Stay disciplined with your search log, require all institutional requirements in writing, and remember that uncovering the full financial picture simply takes time. You will likely still face administrative hurdles and frustrating phone calls, but by building a documented map first, you ensure those inevitable challenges are manageable rather than completely overwhelming.

❓ FAQ

🏦 What happens if a bank account is not discovered until after probate is closed?

In many jurisdictions, the estate must be formally reopened through the court to grant the executor authority to claim and distribute the newly discovered funds.

💳 How do I stop automatic payments if I don’t know the login?

You do not need the login. Once you notify the bank of the death and provide the required documents, the bank will freeze the account, which automatically rejects all future ACH pulls and subscription charges.

📜 Can an executor request tax returns from the IRS if they are missing?

Yes. By filing IRS Form 4506 along with your Letters Testamentary, you can obtain copies of previously filed tax returns to help trace financial accounts.

🚗 How do I find out if there are liens against the deceased’s vehicles?

You can request a title record search through the state’s Department of Motor Vehicles (DMV), which will explicitly list any active lienholders or loans recorded against the vehicle’s VIN.

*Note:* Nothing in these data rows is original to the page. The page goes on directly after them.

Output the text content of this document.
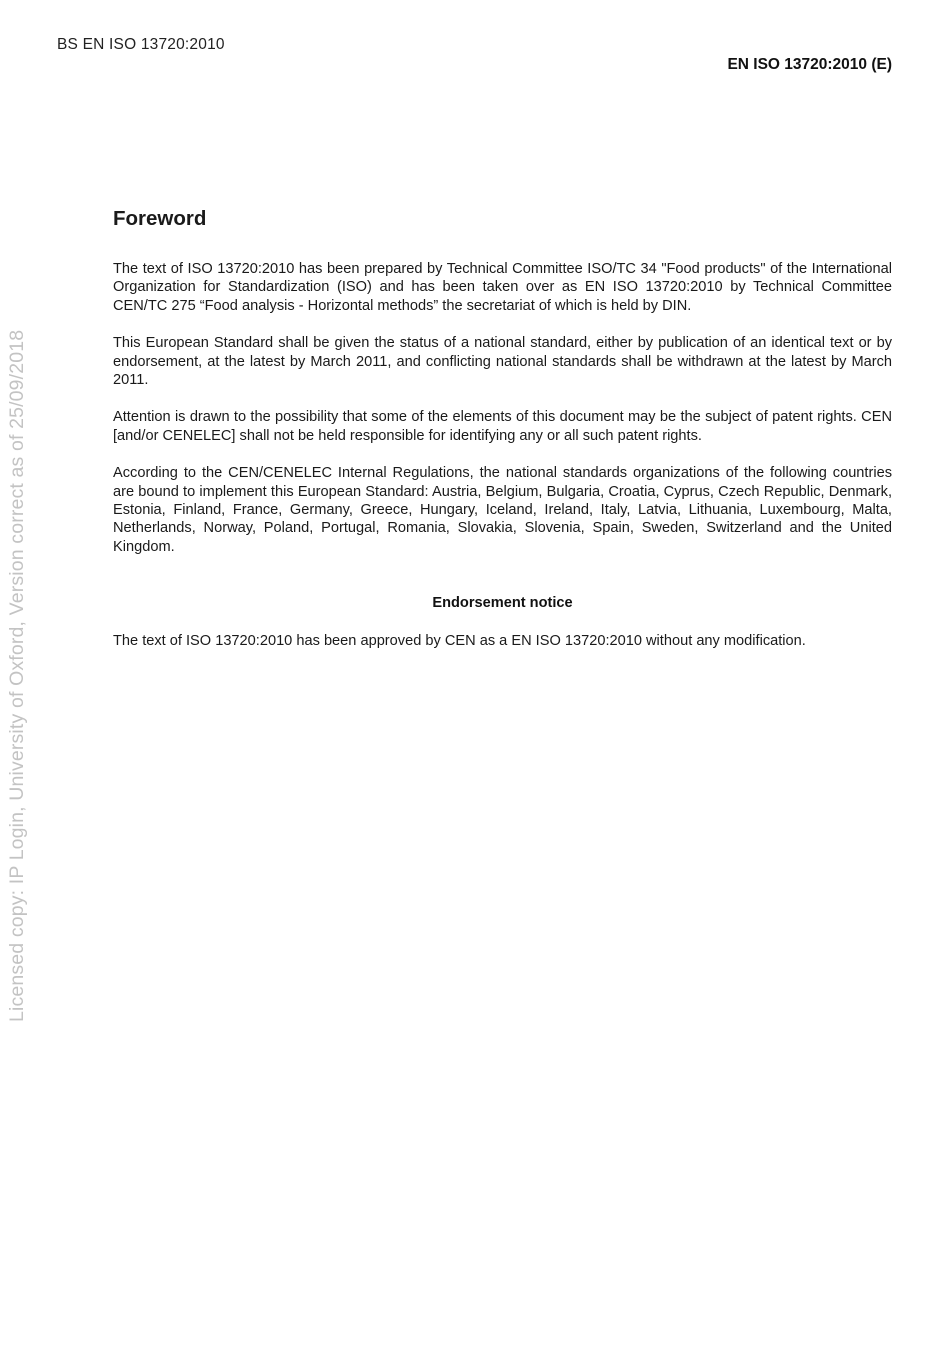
BS EN ISO 13720:2010
EN ISO 13720:2010 (E)
Licensed copy: IP Login, University of Oxford, Version correct as of 25/09/2018
Foreword

The text of ISO 13720:2010 has been prepared by Technical Committee ISO/TC 34 "Food products" of the International Organization for Standardization (ISO) and has been taken over as EN ISO 13720:2010 by Technical Committee CEN/TC 275 “Food analysis - Horizontal methods” the secretariat of which is held by DIN.

This European Standard shall be given the status of a national standard, either by publication of an identical text or by endorsement, at the latest by March 2011, and conflicting national standards shall be withdrawn at the latest by March 2011.

Attention is drawn to the possibility that some of the elements of this document may be the subject of patent rights. CEN [and/or CENELEC] shall not be held responsible for identifying any or all such patent rights.

According to the CEN/CENELEC Internal Regulations, the national standards organizations of the following countries are bound to implement this European Standard: Austria, Belgium, Bulgaria, Croatia, Cyprus, Czech Republic, Denmark, Estonia, Finland, France, Germany, Greece, Hungary, Iceland, Ireland, Italy, Latvia, Lithuania, Luxembourg, Malta, Netherlands, Norway, Poland, Portugal, Romania, Slovakia, Slovenia, Spain, Sweden, Switzerland and the United Kingdom.

Endorsement notice

The text of ISO 13720:2010 has been approved by CEN as a EN ISO 13720:2010 without any modification.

💼 Are pensions considered estate assets?

Most traditional pensions cease upon death or transfer to a surviving spouse via beneficiary designation, meaning they usually bypass the probate estate entirely. However, you must still contact the plan administrator to report the death.

🏠 How do I verify property ownership in another state?

Search the online property appraiser or county tax assessor databases in the specific counties where you suspect they owned property, using the deceased’s legal name.

🔒 What should I do with a safe deposit box key if I don’t know the bank?

Examine the key for a manufacturer stamp or numbering system, then check bank statements for annual rental fees. If nothing appears, you may have to call local bank branches near their home to ask if they hold an active lease under the deceased’s name.

📈 Do I need to value stocks on the exact day they died?

Yes, standard practice requires establishing the Date of Death (DOD) value for all assets. For fluctuating assets like stocks, this usually involves calculating the average of the high and low trading prices on that specific calendar day.

📱 Is it my job to download their personal photos from cloud storage?

While personal photos lack financial value, they hold immense sentimental value. Your duty is to secure the account (often through legacy contact features) to prevent deletion before the family can retrieve them.

🕵️‍♂️ Should I hire a private investigator to find hidden offshore accounts?

Unless there is highly credible, documented evidence of significant offshore wealth (like specific tax reporting forms), hiring a PI is generally an unnecessary estate expense. Focus on standard domestic paper trails first.

⚠️ Disclosure: I'm not an attorney and nothing on this site is legal or tax advice. The content covers process, organization, and workflow—the operational side of estate administration. For legal interpretation, jurisdiction-specific deadlines, contested situations, or tax matters, please work with a licensed professional in your state.